In November, Lee became the Globe’s senior assistant managing editor, talent and community. His experience in newsrooms and journalism organizations across the United States prepared him for this larger role, where he hopes to foster diversity in the Globe’s newsroom and the greater Boston community.
“It's a brand new job … I've been an unofficial recruiter for (not just) the company I work for now, but other newsrooms around the country,” Lee, 47, said. “But it was not something I focused on every day because I still had a day job. So this is a job I can focus on full-time because I've been known to be a person who connects talented people to newsrooms around the country.”
Lee’s new role involves finding and retaining talent at the Globe and leading journalism projects that impact Boston communities. His return to the Globe marks a new path in Lee’s career, a challenge Lee has worked toward since the start of his career.
The Louisiana native began his career at The Times-Picayune in New Orleans, where he started off as an agate clerk while studying at Xavier University of Louisiana. Lee finished his time at the Picayune as a slot editor. He went on to serve as the Washington Post’s senior assistant sports editor, became the senior assistant sports editor at the Boston Globe for eight years and then led his own sports department at the Sun Sentinel in South Florida. He later spent three years as editorial director at NBA.com.

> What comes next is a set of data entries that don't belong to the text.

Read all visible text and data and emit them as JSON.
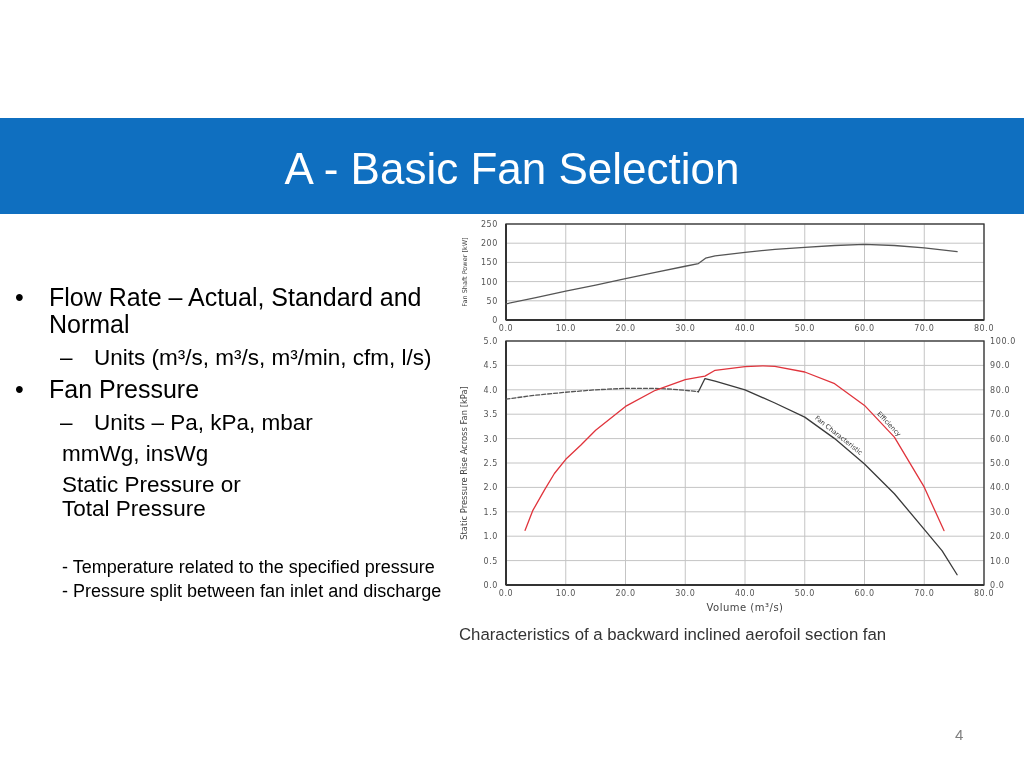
{
  "chart_data": [
    {
      "type": "other",
      "title": "A - Basic Fan Selection",
      "annotations": [
        "•\tFlow Rate – Actual, Standard and Normal",
        "–\tUnits (m³/s, m³/s, m³/min, cfm, l/s)",
        "•\tFan Pressure",
        "–\tUnits – Pa, kPa, mbar",
        "mmWg, insWg",
        "Static Pressure or",
        "Total Pressure",
        "-  Temperature related to the specified pressure",
        "-  Pressure split between fan inlet and discharge",
        "4"
      ]
    },
    {
      "type": "line",
      "ylabel": "Fan Shaft Power [kW]",
      "grid": true,
      "xlim": [
        0,
        80
      ],
      "xticks": [
        {
          "value": 0,
          "label": "0.0"
        },
        {
          "value": 10,
          "label": "10.0"
        },
        {
          "value": 20,
          "label": "20.0"
        },
        {
          "value": 30,
          "label": "30.0"
        },
        {
          "value": 40,
          "label": "40.0"
        },
        {
          "value": 50,
          "label": "50.0"
        },
        {
          "value": 60,
          "label": "60.0"
        },
        {
          "value": 70,
          "label": "70.0"
        },
        {
          "value": 80,
          "label": "80.0"
        }
      ],
      "ylim": [
        0,
        250
      ],
      "yticks": [
        0,
        50,
        100,
        150,
        200,
        250
      ],
      "series": [
        {
          "color": "#555555",
          "x": [
            0,
            5,
            10,
            15,
            20,
            25,
            30,
            32.2,
            33.4,
            35,
            40,
            45,
            50,
            55,
            60,
            65,
            70,
            75.5
          ],
          "values": [
            42,
            58,
            75,
            91,
            108,
            124,
            140,
            147,
            161,
            167,
            176,
            184,
            189,
            194,
            197,
            194,
            188,
            178
          ]
        }
      ]
    },
    {
      "type": "line",
      "xlabel": "Volume (m³/s)",
      "ylabel": "Static Pressure Rise Across Fan [kPa]",
      "grid": true,
      "xlim": [
        0,
        80
      ],
      "xticks": [
        {
          "value": 0,
          "label": "0.0"
        },
        {
          "value": 10,
          "label": "10.0"
        },
        {
          "value": 20,
          "label": "20.0"
        },
        {
          "value": 30,
          "label": "30.0"
        },
        {
          "value": 40,
          "label": "40.0"
        },
        {
          "value": 50,
          "label": "50.0"
        },
        {
          "value": 60,
          "label": "60.0"
        },
        {
          "value": 70,
          "label": "70.0"
        },
        {
          "value": 80,
          "label": "80.0"
        }
      ],
      "ylim": [
        0,
        5
      ],
      "yticks": [
        {
          "value": 0,
          "label": "0.0"
        },
        {
          "value": 0.5,
          "label": "0.5"
        },
        {
          "value": 1,
          "label": "1.0"
        },
        {
          "value": 1.5,
          "label": "1.5"
        },
        {
          "value": 2,
          "label": "2.0"
        },
        {
          "value": 2.5,
          "label": "2.5"
        },
        {
          "value": 3,
          "label": "3.0"
        },
        {
          "value": 3.5,
          "label": "3.5"
        },
        {
          "value": 4,
          "label": "4.0"
        },
        {
          "value": 4.5,
          "label": "4.5"
        },
        {
          "value": 5,
          "label": "5.0"
        }
      ],
      "y2lim": [
        0,
        100
      ],
      "y2ticks": [
        {
          "value": 0,
          "label": "0.0"
        },
        {
          "value": 10,
          "label": "10.0"
        },
        {
          "value": 20,
          "label": "20.0"
        },
        {
          "value": 30,
          "label": "30.0"
        },
        {
          "value": 40,
          "label": "40.0"
        },
        {
          "value": 50,
          "label": "50.0"
        },
        {
          "value": 60,
          "label": "60.0"
        },
        {
          "value": 70,
          "label": "70.0"
        },
        {
          "value": 80,
          "label": "80.0"
        },
        {
          "value": 90,
          "label": "90.0"
        },
        {
          "value": 100,
          "label": "100.0"
        }
      ],
      "series": [
        {
          "color": "#555555",
          "line_style": "dashed",
          "x": [
            0,
            5,
            10,
            15,
            20,
            25,
            28,
            30,
            32.2
          ],
          "values": [
            3.81,
            3.89,
            3.95,
            4.0,
            4.03,
            4.03,
            4.01,
            3.99,
            3.96
          ]
        },
        {
          "name": "Fan Characteristic",
          "color": "#3a3a3a",
          "x": [
            32.2,
            33.3,
            35,
            40,
            45,
            50,
            55,
            60,
            65,
            70,
            73,
            75.5
          ],
          "values": [
            3.96,
            4.23,
            4.18,
            4.0,
            3.73,
            3.44,
            3.0,
            2.48,
            1.87,
            1.14,
            0.7,
            0.21
          ]
        },
        {
          "name": "Efficiency",
          "color": "#e0343c",
          "axis": "y2",
          "x": [
            3.2,
            4.5,
            6.4,
            8.1,
            10,
            12.5,
            15,
            20,
            25,
            30,
            32.3,
            33.3,
            35,
            40,
            43,
            45,
            50,
            55,
            60,
            65,
            70,
            73.3
          ],
          "values": [
            22.4,
            30.6,
            38.8,
            45.7,
            51.5,
            57.3,
            63.4,
            73.2,
            79.8,
            84.2,
            85.2,
            85.6,
            88,
            89.5,
            89.8,
            89.6,
            87.3,
            82.5,
            73.6,
            60.6,
            40.1,
            22.3
          ]
        }
      ],
      "annotations": [
        "Characteristics of a backward inclined aerofoil section fan"
      ]
    }
  ]
}
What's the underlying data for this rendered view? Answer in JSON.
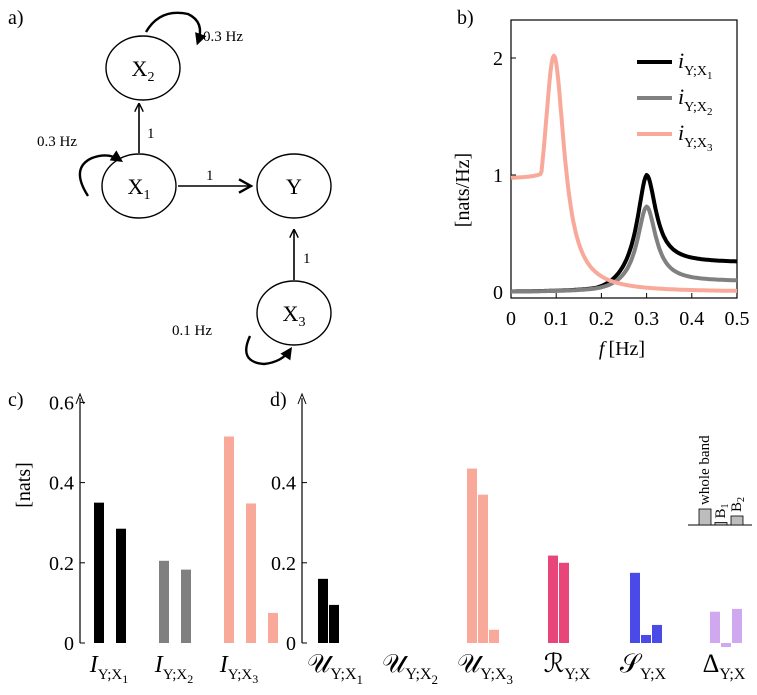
{
  "panels": {
    "a": "a)",
    "b": "b)",
    "c": "c)",
    "d": "d)"
  },
  "diagram": {
    "nodes": [
      {
        "id": "X2",
        "base": "X",
        "sub": "2"
      },
      {
        "id": "X1",
        "base": "X",
        "sub": "1"
      },
      {
        "id": "Y",
        "base": "Y",
        "sub": ""
      },
      {
        "id": "X3",
        "base": "X",
        "sub": "3"
      }
    ],
    "edge_weights": {
      "x1_x2": "1",
      "x1_y": "1",
      "x3_y": "1"
    },
    "self_loops": {
      "x2": "0.3 Hz",
      "x1": "0.3 Hz",
      "x3": "0.1 Hz"
    }
  },
  "chart_data": [
    {
      "type": "line",
      "panel": "b",
      "xlabel_italic": "f",
      "xlabel_unit": "[Hz]",
      "ylabel": "[nats/Hz]",
      "xlim": [
        0,
        0.5
      ],
      "ylim": [
        0,
        2.3
      ],
      "xticks": [
        "0",
        "0.1",
        "0.2",
        "0.3",
        "0.4",
        "0.5"
      ],
      "yticks": [
        "0",
        "1",
        "2"
      ],
      "legend_position": "top-right",
      "series": [
        {
          "name": "i",
          "sub": "Y;X",
          "subsub": "1",
          "color": "#000000",
          "peak": {
            "f0": 0.3,
            "height": 1.0,
            "width": 0.025,
            "baseline": 0.0,
            "tail": 0.25
          }
        },
        {
          "name": "i",
          "sub": "Y;X",
          "subsub": "2",
          "color": "#808080",
          "peak": {
            "f0": 0.3,
            "height": 0.73,
            "width": 0.025,
            "baseline": 0.0,
            "tail": 0.09
          }
        },
        {
          "name": "i",
          "sub": "Y;X",
          "subsub": "3",
          "color": "#f8a99a",
          "peak": {
            "f0": 0.095,
            "height": 2.02,
            "width": 0.028,
            "baseline": 0.97,
            "tail": 0.0
          }
        }
      ]
    },
    {
      "type": "bar",
      "panel": "c",
      "ylabel": "[nats]",
      "ylim": [
        0,
        0.6
      ],
      "yticks": [
        "0",
        "0.2",
        "0.4",
        "0.6"
      ],
      "bar_order": [
        "whole band",
        "B1",
        "B2"
      ],
      "groups": [
        {
          "label": "I",
          "sub": "Y;X",
          "subsub": "1",
          "color": "#000000",
          "values": [
            0.35,
            0.285,
            null
          ]
        },
        {
          "label": "I",
          "sub": "Y;X",
          "subsub": "2",
          "color": "#808080",
          "values": [
            0.205,
            0.183,
            null
          ]
        },
        {
          "label": "I",
          "sub": "Y;X",
          "subsub": "3",
          "color": "#f8a99a",
          "values": [
            0.515,
            0.348,
            0.075
          ]
        }
      ]
    },
    {
      "type": "bar",
      "panel": "d",
      "ylim": [
        -0.04,
        0.6
      ],
      "yticks": [
        "0",
        "0.2",
        "0.4"
      ],
      "bar_order": [
        "whole band",
        "B1",
        "B2"
      ],
      "groups": [
        {
          "label": "𝒰",
          "sub": "Y;X",
          "subsub": "1",
          "color": "#000000",
          "values": [
            0.16,
            0.095,
            null
          ]
        },
        {
          "label": "𝒰",
          "sub": "Y;X",
          "subsub": "2",
          "color": "#808080",
          "values": [
            null,
            null,
            null
          ]
        },
        {
          "label": "𝒰",
          "sub": "Y;X",
          "subsub": "3",
          "color": "#f8a99a",
          "values": [
            0.435,
            0.37,
            0.033
          ]
        },
        {
          "label": "ℛ",
          "sub": "Y;X",
          "subsub": "",
          "color": "#e8457a",
          "values": [
            0.218,
            0.2,
            null
          ]
        },
        {
          "label": "𝒮",
          "sub": "Y;X",
          "subsub": "",
          "color": "#4a4ae8",
          "values": [
            0.175,
            0.02,
            0.045
          ]
        },
        {
          "label": "Δ",
          "sub": "Y;X",
          "subsub": "",
          "color": "#cfa8ef",
          "values": [
            0.078,
            -0.01,
            0.085
          ]
        }
      ],
      "legend": {
        "labels": [
          "whole band",
          "B",
          "B"
        ],
        "subs": [
          "",
          "1",
          "2"
        ],
        "values": [
          0.032,
          0.005,
          0.018
        ],
        "color": "#bdbdbd"
      }
    }
  ]
}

Lee, who describes himself as a hyper person, likes to stay busy. While taking on these roles, Lee found time to become a board member and internship program coordinator for the Sports Journalism Institute. He was also the youngest president of the National Association of Black Journalists from 2011-13.
“I think those leadership skills have served him well in journalism,” said Leon H. Carter, editorial director for talent and development at The Athletic. “Now back at the Boston Globe, on the masthead and helping out in a real way ... it's no surprise to me what he has accomplished. I expect that from him, and expect even more.”

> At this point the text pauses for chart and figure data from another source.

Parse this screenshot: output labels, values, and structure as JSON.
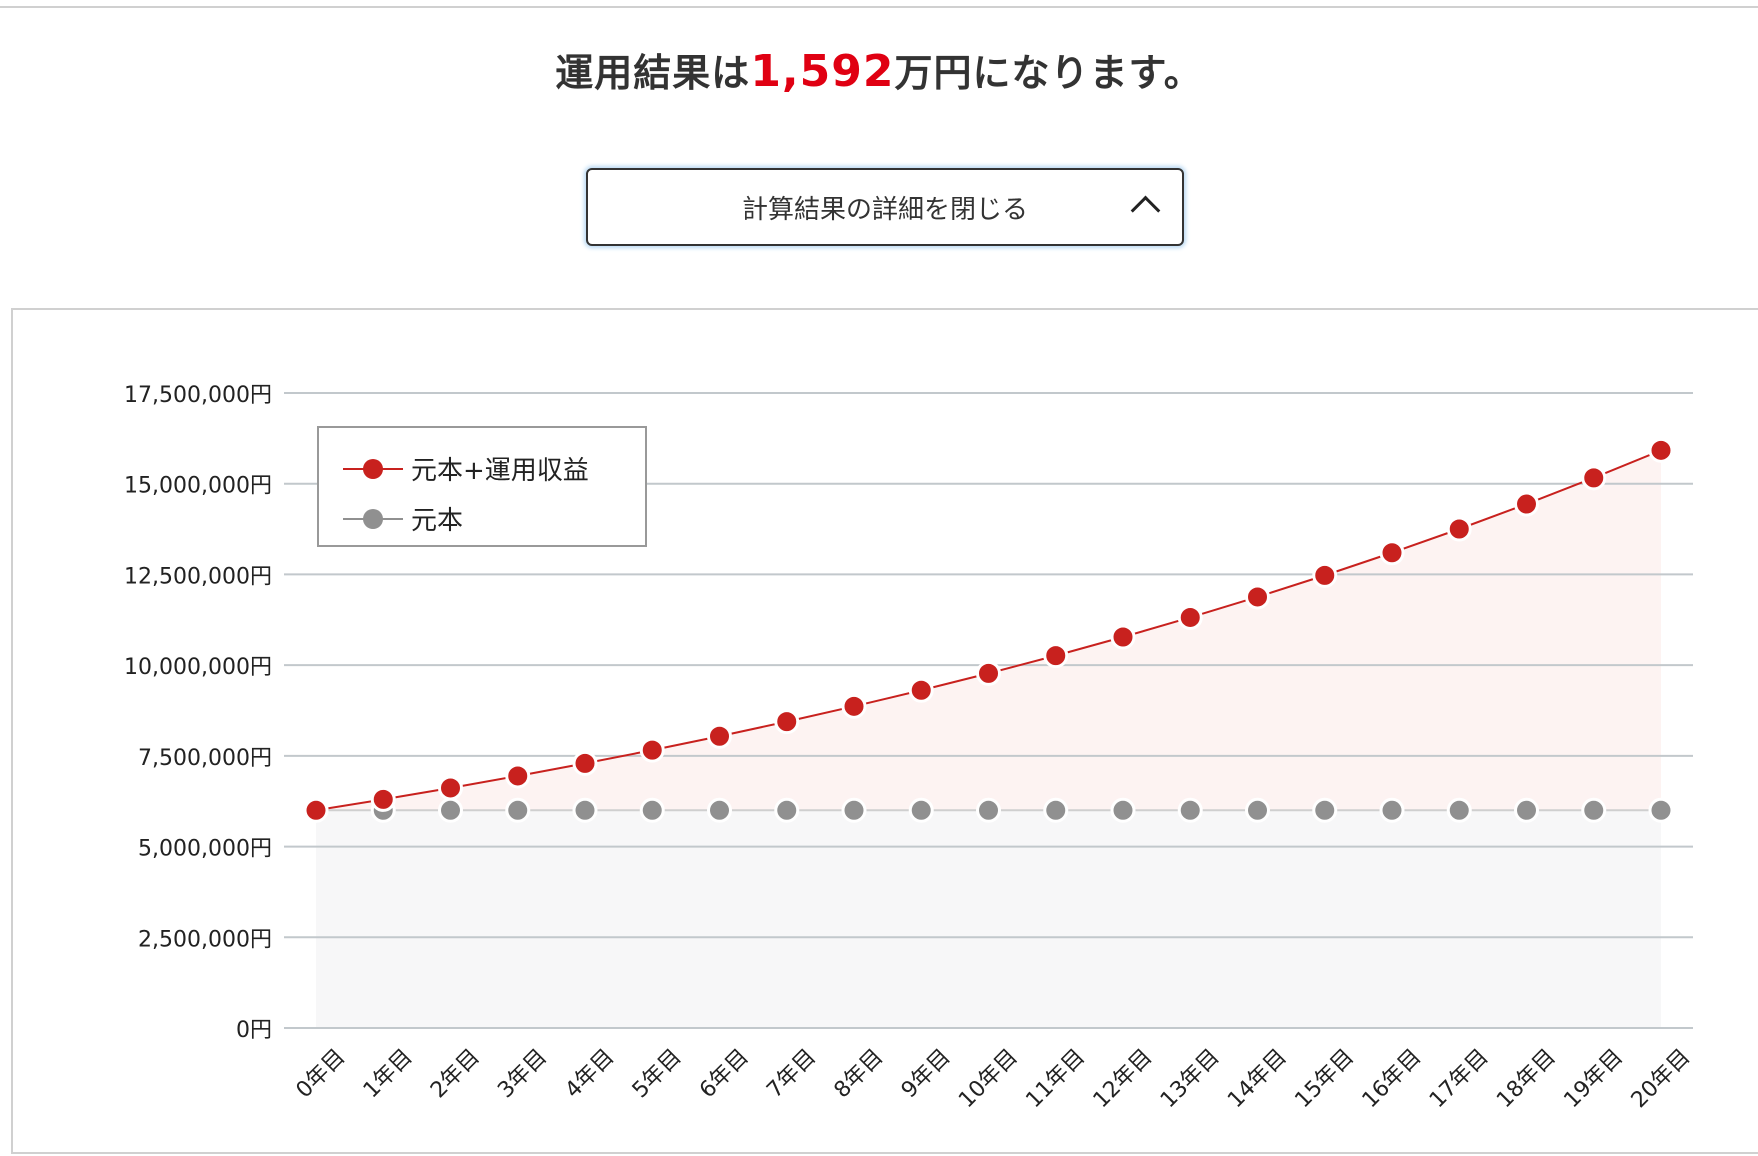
{
  "headline": {
    "prefix": "運用結果は",
    "amount": "1,592",
    "suffix": "万円になります。"
  },
  "toggle_button": {
    "label": "計算結果の詳細を閉じる",
    "icon": "chevron-up-icon"
  },
  "colors": {
    "accent": "#e00012",
    "series_total": "#c8211e",
    "series_principal": "#909090",
    "area_total": "#fdf3f2",
    "area_principal": "#f7f7f8",
    "grid": "#c2c8cc"
  },
  "chart_data": {
    "type": "line",
    "title": "",
    "xlabel": "",
    "ylabel": "",
    "ylim": [
      0,
      17500000
    ],
    "yticks": [
      0,
      2500000,
      5000000,
      7500000,
      10000000,
      12500000,
      15000000,
      17500000
    ],
    "ytick_labels": [
      "0円",
      "2,500,000円",
      "5,000,000円",
      "7,500,000円",
      "10,000,000円",
      "12,500,000円",
      "15,000,000円",
      "17,500,000円"
    ],
    "categories": [
      "0年目",
      "1年目",
      "2年目",
      "3年目",
      "4年目",
      "5年目",
      "6年目",
      "7年目",
      "8年目",
      "9年目",
      "10年目",
      "11年目",
      "12年目",
      "13年目",
      "14年目",
      "15年目",
      "16年目",
      "17年目",
      "18年目",
      "19年目",
      "20年目"
    ],
    "grid": true,
    "legend_position": "top-left",
    "series": [
      {
        "name": "元本+運用収益",
        "values": [
          6000000,
          6300000,
          6615000,
          6945750,
          7293038,
          7657689,
          8040574,
          8442603,
          8864733,
          9307969,
          9773368,
          10262036,
          10775138,
          11313895,
          11879590,
          12473570,
          13097248,
          13752110,
          14439716,
          15161702,
          15919787
        ]
      },
      {
        "name": "元本",
        "values": [
          6000000,
          6000000,
          6000000,
          6000000,
          6000000,
          6000000,
          6000000,
          6000000,
          6000000,
          6000000,
          6000000,
          6000000,
          6000000,
          6000000,
          6000000,
          6000000,
          6000000,
          6000000,
          6000000,
          6000000,
          6000000
        ]
      }
    ]
  }
}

Although Lee’s new role includes finding bright journalists for the Globe, his greatest goal is to encourage diversity among the Globe’s coverage and readers. Lee said the Globe’s subscriber base is not very diverse, and he hopes to suggest new subscribers in other Boston communities. Right now, his focus is bringing the Globe’s journalism to diverse communities as well as creating community in expanded coverage areas of technology and climate.
“I told our leadership that this is going to take an investment,” Lee said. “You can't just turn on a light switch and do a couple of stories and expect them to subscribe. You're going to have to take this as a long view, so that we can gain and earn the trust of these potential subscribers.”
As Lee embarks on his new role, he is excited for the new responsibilities that awaits.
“Being on the masthead of a newspaper was something that was a goal, (but) I never really plotted to do it,” Lee said. “It happened at the right time (and) place for me, and I've been fortunate that my career has been able to shake out that way.”